Chez les Généro, un nom prémonitoire, on est opiniâtre de mère en fille. En 1957, à 19 ans, sa mère n’hésite pas à quitter son île de la Martinique pour partir en Moselle épouser un sous-officier taiseux. Une double origine dont Maryline Gygax Généro se revendique. D’un côté, des Antillais «dotés d’une force intérieure et exubérants, ce qui est extraordinaire dans un monde où on n’exprime pas forcément sa joie», de l’autre des Lorrains, «fiers et secrets, durs à la peine, qui n’accordent pas facilement leur confiance».

La petite Maryline naît en 1959 en Algérie où son père est affecté et sa mère institutrice. Ses parents décident de n’avoir qu’une enfant, à laquelle ils vouent un amour profond et exigeant. «Ma mère avait une grande force et une foi inébranlable dans la méritocratie. Pour elle, les obstacles étaient faits pour être contournés ou surmontés. Il fallait toujours faire deux choses à la fois. Pendant que je travaillais mes gammes au piano, elle me démêlait les cheveux. Pour elle, avoir de bonnes notes à l’école allait me permettre de sortir de ma condition et d’accéder à des postes où ma parole serait entendue.» La petite fille se dévoue corps et âme à la mission qui lui a été assignée.

Enfant asthmatique, son rêve est de devenir pédiatre. «Je suffoquais, je pensais que je ne retrouverais jamais ma respiration, et je trouvais fantastique qu’un médecin me soulage. J’ai voulu faire médecine pour moi aussi soulager les gens.» Pour éviter à ses parents un sacrifice financier, elle intègre sur concours une école de médecine militaire qui l’engage pour vingt-cinq ans avec l’armée. On est en 1976, et ça ne fait que trois ans que l’établissement s’est entrouvert à 15 % de filles. «Encore aujourd’hui, j’ai le sentiment que la féminisation de l’armée est considérée sous l’angle des risques et non des bénéfices». Angoissée par l’échec, elle étudie avec acharnement, apprécie la discipline et le compagnonnage militaire, ce qui ne l’empêche pas de planquer des garçons dans son placard à l’internat et de jouer au flipper au café du coin.

On est dans les années 80, et l’armée, aussi prompte à utiliser les compétences des femmes en temps de guerre qu’à les renvoyer aux fourneaux ensuite, rechigne à se moderniser. Ses copines s’acharnent et s’entraident, et s’habituent à la récupérer dans les arbres lorsqu’elle passe son brevet de parachutiste, le matériel n’étant pas calibré pour son poids plume.
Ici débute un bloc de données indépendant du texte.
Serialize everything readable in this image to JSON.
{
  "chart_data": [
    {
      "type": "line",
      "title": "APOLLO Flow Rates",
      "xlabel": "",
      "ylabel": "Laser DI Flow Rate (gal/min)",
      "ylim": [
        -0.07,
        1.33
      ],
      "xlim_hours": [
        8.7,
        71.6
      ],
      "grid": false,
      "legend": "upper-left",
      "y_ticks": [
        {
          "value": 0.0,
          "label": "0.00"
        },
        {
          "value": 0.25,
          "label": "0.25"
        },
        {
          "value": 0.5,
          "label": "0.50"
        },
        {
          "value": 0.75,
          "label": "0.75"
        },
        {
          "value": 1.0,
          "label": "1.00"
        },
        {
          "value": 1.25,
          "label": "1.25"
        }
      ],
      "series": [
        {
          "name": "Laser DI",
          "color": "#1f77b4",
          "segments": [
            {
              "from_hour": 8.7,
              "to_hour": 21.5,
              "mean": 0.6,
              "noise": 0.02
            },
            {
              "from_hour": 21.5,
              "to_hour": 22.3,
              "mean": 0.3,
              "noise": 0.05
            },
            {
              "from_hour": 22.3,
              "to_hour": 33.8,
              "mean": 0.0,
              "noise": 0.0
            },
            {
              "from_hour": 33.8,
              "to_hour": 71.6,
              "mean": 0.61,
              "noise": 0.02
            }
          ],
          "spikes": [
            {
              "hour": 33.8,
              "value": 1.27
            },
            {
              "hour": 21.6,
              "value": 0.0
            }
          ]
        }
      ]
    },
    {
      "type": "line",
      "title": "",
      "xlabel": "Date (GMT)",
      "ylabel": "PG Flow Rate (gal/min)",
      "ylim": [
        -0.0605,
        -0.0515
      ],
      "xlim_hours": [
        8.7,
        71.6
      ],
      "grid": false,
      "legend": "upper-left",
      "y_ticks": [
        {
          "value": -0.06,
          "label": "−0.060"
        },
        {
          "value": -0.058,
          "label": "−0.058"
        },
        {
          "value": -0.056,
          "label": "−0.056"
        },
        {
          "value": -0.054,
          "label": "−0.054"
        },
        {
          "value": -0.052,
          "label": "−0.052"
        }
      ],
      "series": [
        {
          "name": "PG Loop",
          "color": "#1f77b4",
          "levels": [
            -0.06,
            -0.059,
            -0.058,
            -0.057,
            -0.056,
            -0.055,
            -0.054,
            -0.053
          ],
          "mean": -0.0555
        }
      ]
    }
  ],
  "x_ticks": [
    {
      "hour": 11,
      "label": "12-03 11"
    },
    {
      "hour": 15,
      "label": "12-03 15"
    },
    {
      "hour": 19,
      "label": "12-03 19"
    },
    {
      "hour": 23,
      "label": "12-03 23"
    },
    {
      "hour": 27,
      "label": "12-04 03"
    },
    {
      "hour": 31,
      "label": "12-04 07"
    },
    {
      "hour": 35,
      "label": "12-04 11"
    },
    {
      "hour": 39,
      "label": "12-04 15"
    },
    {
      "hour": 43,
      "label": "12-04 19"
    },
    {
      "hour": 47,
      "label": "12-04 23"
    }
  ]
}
Devenue médecin, on lui refuse, juste parce qu’elle est une femme, l’immense honneur de porter le drapeau de l’école pour le défilé du 14 Juillet, qui lui revient pourtant en tant que majore de sa promo. Mais elle obtient finalement gain de cause auprès du ministre.
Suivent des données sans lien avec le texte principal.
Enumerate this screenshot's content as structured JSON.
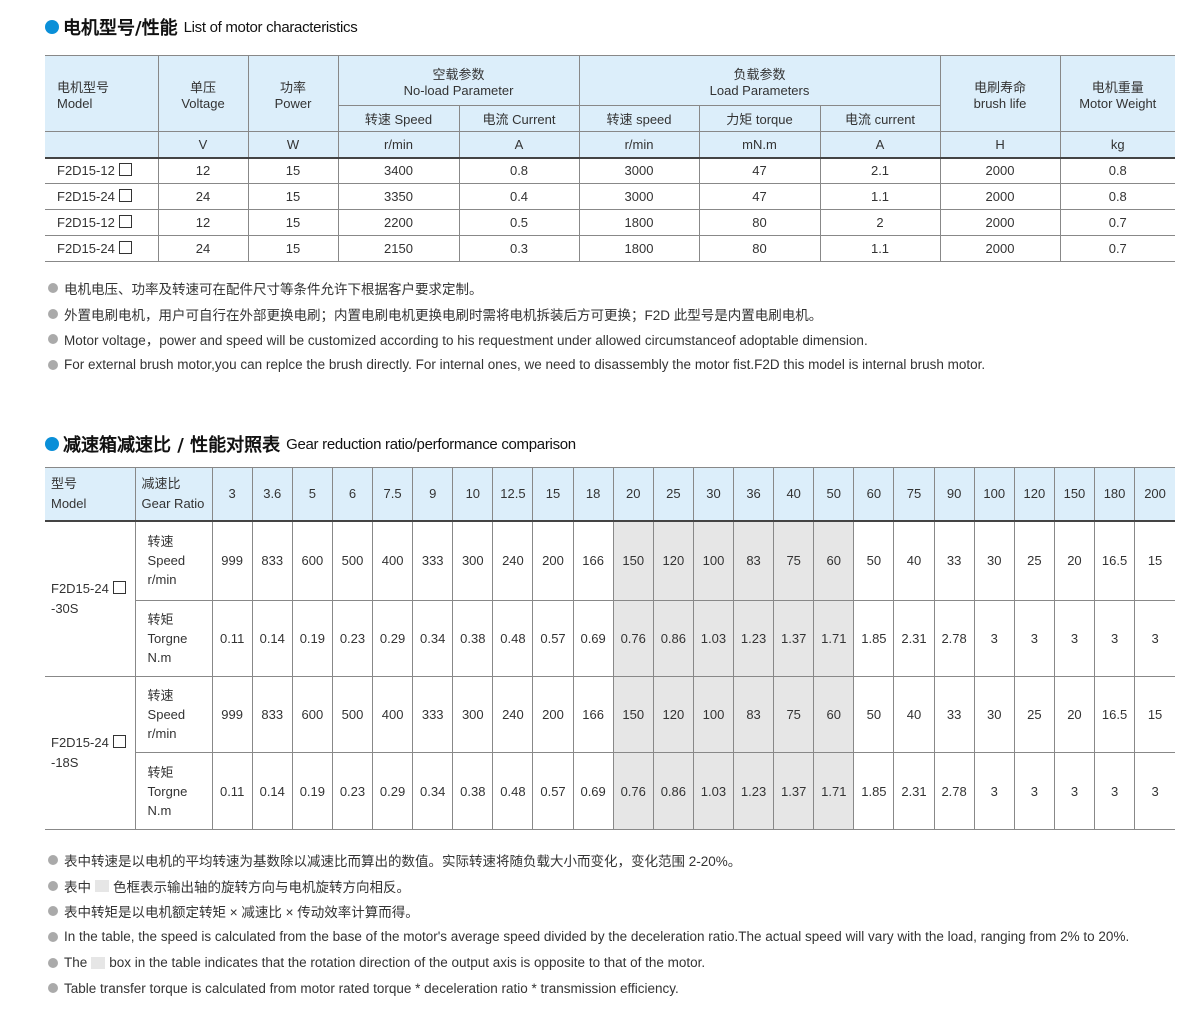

Le plus dur reste à venir : à l’issue de sept années d’études, l’armée lui apprend qu’elle ne recrutera plus de nouveaux pédiatres. «Personne n’avait pensé à me prévenir.» Elle se rabat sur la pneumologie, puis se spécialise en cancérologie. Elle assure aujourd’hui : «J’ai pu réaliser une partie de mon rêve en soignant les enfants. J’ai compris que même dans l’adversité, on peut trouver la détermination de se sentir heureux au quotidien.» La médecine reste sa passion. Elle dit adorer la consultation, ce «colloque singulier où les esprits, voire les âmes, peuvent s’ouvrir, au-delà de l’expression des symptômes. La relation humaine est l’essence de la médecine.»
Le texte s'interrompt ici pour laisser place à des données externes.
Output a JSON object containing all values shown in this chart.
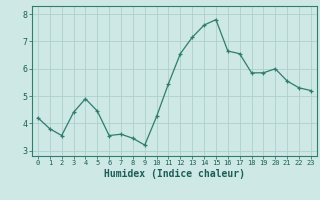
{
  "x": [
    0,
    1,
    2,
    3,
    4,
    5,
    6,
    7,
    8,
    9,
    10,
    11,
    12,
    13,
    14,
    15,
    16,
    17,
    18,
    19,
    20,
    21,
    22,
    23
  ],
  "y": [
    4.2,
    3.8,
    3.55,
    4.4,
    4.9,
    4.45,
    3.55,
    3.6,
    3.45,
    3.2,
    4.25,
    5.45,
    6.55,
    7.15,
    7.6,
    7.8,
    6.65,
    6.55,
    5.85,
    5.85,
    6.0,
    5.55,
    5.3,
    5.2
  ],
  "line_color": "#2e7d6e",
  "marker": "+",
  "marker_size": 3,
  "line_width": 0.9,
  "bg_color": "#cde8e5",
  "grid_color": "#aed0cc",
  "axis_label_color": "#1a5f55",
  "tick_color": "#1a5f55",
  "xlabel": "Humidex (Indice chaleur)",
  "xlabel_fontsize": 7,
  "xlabel_fontweight": "bold",
  "ylim": [
    2.8,
    8.3
  ],
  "xlim": [
    -0.5,
    23.5
  ],
  "yticks": [
    3,
    4,
    5,
    6,
    7,
    8
  ],
  "spine_color": "#2e7d6e",
  "font_family": "monospace"
}
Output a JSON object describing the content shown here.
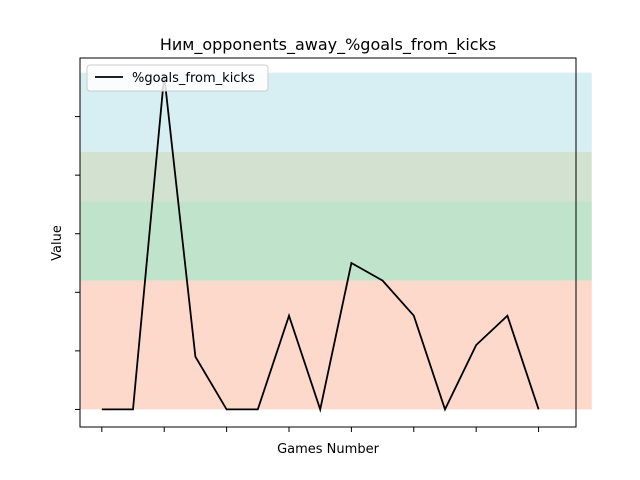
{
  "chart_data": {
    "type": "line",
    "title": "Ним_opponents_away_%goals_from_kicks",
    "xlabel": "Games Number",
    "ylabel": "Value",
    "x": [
      1,
      2,
      3,
      4,
      5,
      6,
      7,
      8,
      9,
      10,
      11,
      12,
      13,
      14,
      15,
      16
    ],
    "series": [
      {
        "name": "%goals_from_kicks",
        "values": [
          0,
          0,
          57,
          9,
          0,
          0,
          16,
          0,
          25,
          22,
          16,
          0,
          11,
          16,
          0,
          null
        ],
        "color": "#000000"
      }
    ],
    "xlim": [
      0.3,
      16.2
    ],
    "ylim": [
      -3,
      60
    ],
    "bands": [
      {
        "from": 0,
        "to": 22,
        "color": "#fdd9cc"
      },
      {
        "from": 22,
        "to": 35.5,
        "color": "#c0e4cb"
      },
      {
        "from": 35.5,
        "to": 44,
        "color": "#d3e1d0"
      },
      {
        "from": 44,
        "to": 57.5,
        "color": "#d7eef2"
      }
    ],
    "x_ticks": [
      1,
      3,
      5,
      7,
      9,
      11,
      13,
      15
    ],
    "y_ticks": [
      0,
      10,
      20,
      30,
      40,
      50
    ],
    "tick_labels_visible": false,
    "grid": false,
    "legend_position": "top-left"
  }
}
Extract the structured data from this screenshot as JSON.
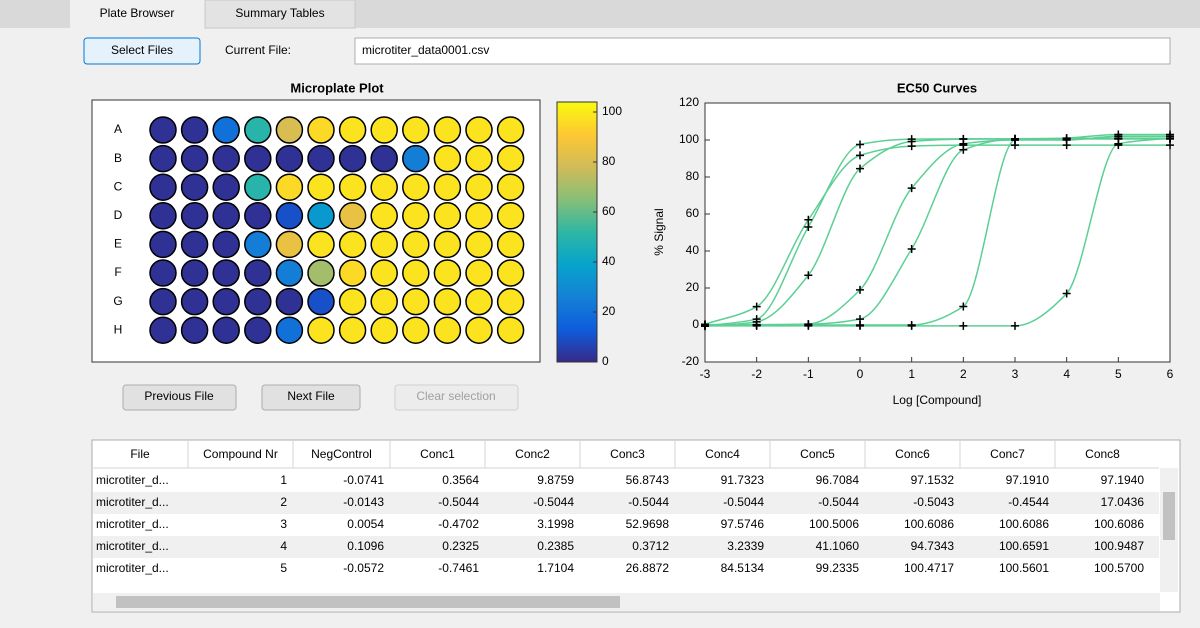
{
  "tabs": [
    "Plate Browser",
    "Summary Tables"
  ],
  "controls": {
    "select_files": "Select Files",
    "current_file_label": "Current File:",
    "current_file": "microtiter_data0001.csv",
    "previous_file": "Previous File",
    "next_file": "Next File",
    "clear_selection": "Clear selection"
  },
  "microplate": {
    "title": "Microplate Plot",
    "rows": [
      "A",
      "B",
      "C",
      "D",
      "E",
      "F",
      "G",
      "H"
    ],
    "values": [
      [
        2,
        2,
        20,
        50,
        80,
        95,
        98,
        98,
        98,
        98,
        98,
        98
      ],
      [
        2,
        2,
        2,
        2,
        2,
        2,
        2,
        2,
        25,
        98,
        98,
        98
      ],
      [
        2,
        2,
        2,
        50,
        95,
        98,
        98,
        98,
        98,
        98,
        98,
        98
      ],
      [
        2,
        2,
        2,
        2,
        10,
        35,
        85,
        98,
        98,
        98,
        98,
        98
      ],
      [
        2,
        2,
        2,
        25,
        85,
        98,
        98,
        98,
        98,
        98,
        98,
        98
      ],
      [
        2,
        2,
        2,
        2,
        25,
        70,
        95,
        98,
        98,
        98,
        98,
        98
      ],
      [
        2,
        2,
        2,
        2,
        2,
        10,
        98,
        98,
        98,
        98,
        98,
        98
      ],
      [
        2,
        2,
        2,
        2,
        20,
        98,
        98,
        98,
        98,
        98,
        98,
        98
      ]
    ],
    "clim": [
      0,
      104
    ],
    "colorbar_ticks": [
      0,
      20,
      40,
      60,
      80,
      100
    ],
    "colormap": [
      "#352a87",
      "#0f5cdd",
      "#1481d6",
      "#06a4ca",
      "#2eb7a4",
      "#87bf77",
      "#d1bb59",
      "#fec832",
      "#f9fb0e"
    ]
  },
  "chart_data": {
    "type": "line",
    "title": "EC50 Curves",
    "x_label": "Log [Compound]",
    "y_label": "% Signal",
    "x": [
      -3,
      -2,
      -1,
      0,
      1,
      2,
      3,
      4,
      5,
      6
    ],
    "series": [
      {
        "color": "#5ccf94",
        "values": [
          0.4,
          9.9,
          56.9,
          91.7,
          96.7,
          97.2,
          97.2,
          97.2,
          97.2,
          97.2
        ]
      },
      {
        "color": "#5ccf94",
        "values": [
          -0.5,
          -0.5,
          -0.5,
          -0.5,
          -0.5,
          -0.5,
          -0.5,
          17,
          98,
          101
        ]
      },
      {
        "color": "#5ccf94",
        "values": [
          -0.5,
          3.2,
          53,
          97.6,
          100.5,
          100.6,
          100.6,
          100.6,
          100.6,
          100.6
        ]
      },
      {
        "color": "#5ccf94",
        "values": [
          0.2,
          0.2,
          0.4,
          3.2,
          41.1,
          94.7,
          100.7,
          100.9,
          101,
          101
        ]
      },
      {
        "color": "#5ccf94",
        "values": [
          -0.7,
          1.7,
          26.9,
          84.5,
          99.2,
          100.5,
          100.6,
          100.6,
          100.6,
          100.6
        ]
      },
      {
        "color": "#5ccf94",
        "values": [
          0,
          0,
          0.5,
          19,
          74,
          98,
          100,
          100,
          102,
          102
        ]
      },
      {
        "color": "#5ccf94",
        "values": [
          0,
          0,
          0,
          0,
          0,
          10,
          100,
          101,
          103,
          103
        ]
      }
    ],
    "xlim": [
      -3,
      6
    ],
    "ylim": [
      -20,
      120
    ],
    "xticks": [
      -3,
      -2,
      -1,
      0,
      1,
      2,
      3,
      4,
      5,
      6
    ],
    "yticks": [
      -20,
      0,
      20,
      40,
      60,
      80,
      100,
      120
    ],
    "marker": "+",
    "marker_color": "#000000"
  },
  "table": {
    "columns": [
      "File",
      "Compound Nr",
      "NegControl",
      "Conc1",
      "Conc2",
      "Conc3",
      "Conc4",
      "Conc5",
      "Conc6",
      "Conc7",
      "Conc8"
    ],
    "rows": [
      [
        "microtiter_d...",
        "1",
        "-0.0741",
        "0.3564",
        "9.8759",
        "56.8743",
        "91.7323",
        "96.7084",
        "97.1532",
        "97.1910",
        "97.1940"
      ],
      [
        "microtiter_d...",
        "2",
        "-0.0143",
        "-0.5044",
        "-0.5044",
        "-0.5044",
        "-0.5044",
        "-0.5044",
        "-0.5043",
        "-0.4544",
        "17.0436"
      ],
      [
        "microtiter_d...",
        "3",
        "0.0054",
        "-0.4702",
        "3.1998",
        "52.9698",
        "97.5746",
        "100.5006",
        "100.6086",
        "100.6086",
        "100.6086"
      ],
      [
        "microtiter_d...",
        "4",
        "0.1096",
        "0.2325",
        "0.2385",
        "0.3712",
        "3.2339",
        "41.1060",
        "94.7343",
        "100.6591",
        "100.9487"
      ],
      [
        "microtiter_d...",
        "5",
        "-0.0572",
        "-0.7461",
        "1.7104",
        "26.8872",
        "84.5134",
        "99.2335",
        "100.4717",
        "100.5601",
        "100.5700"
      ]
    ]
  }
}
Maryline Gygax Généro veut «tout, sans nuance, une vie de femme, une vie de famille et une vie professionnelle». Et elle l’obtient, à force de travail et d’organisation, et du «soutien inconditionnel» de son mari Christian, officier dans l’armée de terre, et de leurs trois fils. Un commandant de la marine lui ayant affirmé que, lui vivant, il n’y aurait à bord ni lapins ni femmes, elle choisit l’armée de l’air. En plus de son travail à l’hôpital, elle donne bénévolement des cours à la Croix-Rouge, et obtient avec plus de 18/20 l’agrégation de médecine aéronautique et spatiale au terme d’un concours extrêmement difficile. Elle travaille sa voix et ses prises de parole pour se faire respecter. «Lorsque vous êtes une femme dans un milieu d’hommes, que l’on vous considère comme fragile alors que vous êtes endurante, que vous donnez la vie et que vous travaillez dur pour être la meilleure, vous vous sentez dévalorisée par les regards qui marquent cette différence. Mais il faut avancer quand même.» Elle souffre moins du racisme, sauf lorsqu’un ponte lui balance que «les femmes noires sont faites pour être culbutées sur une paillasse».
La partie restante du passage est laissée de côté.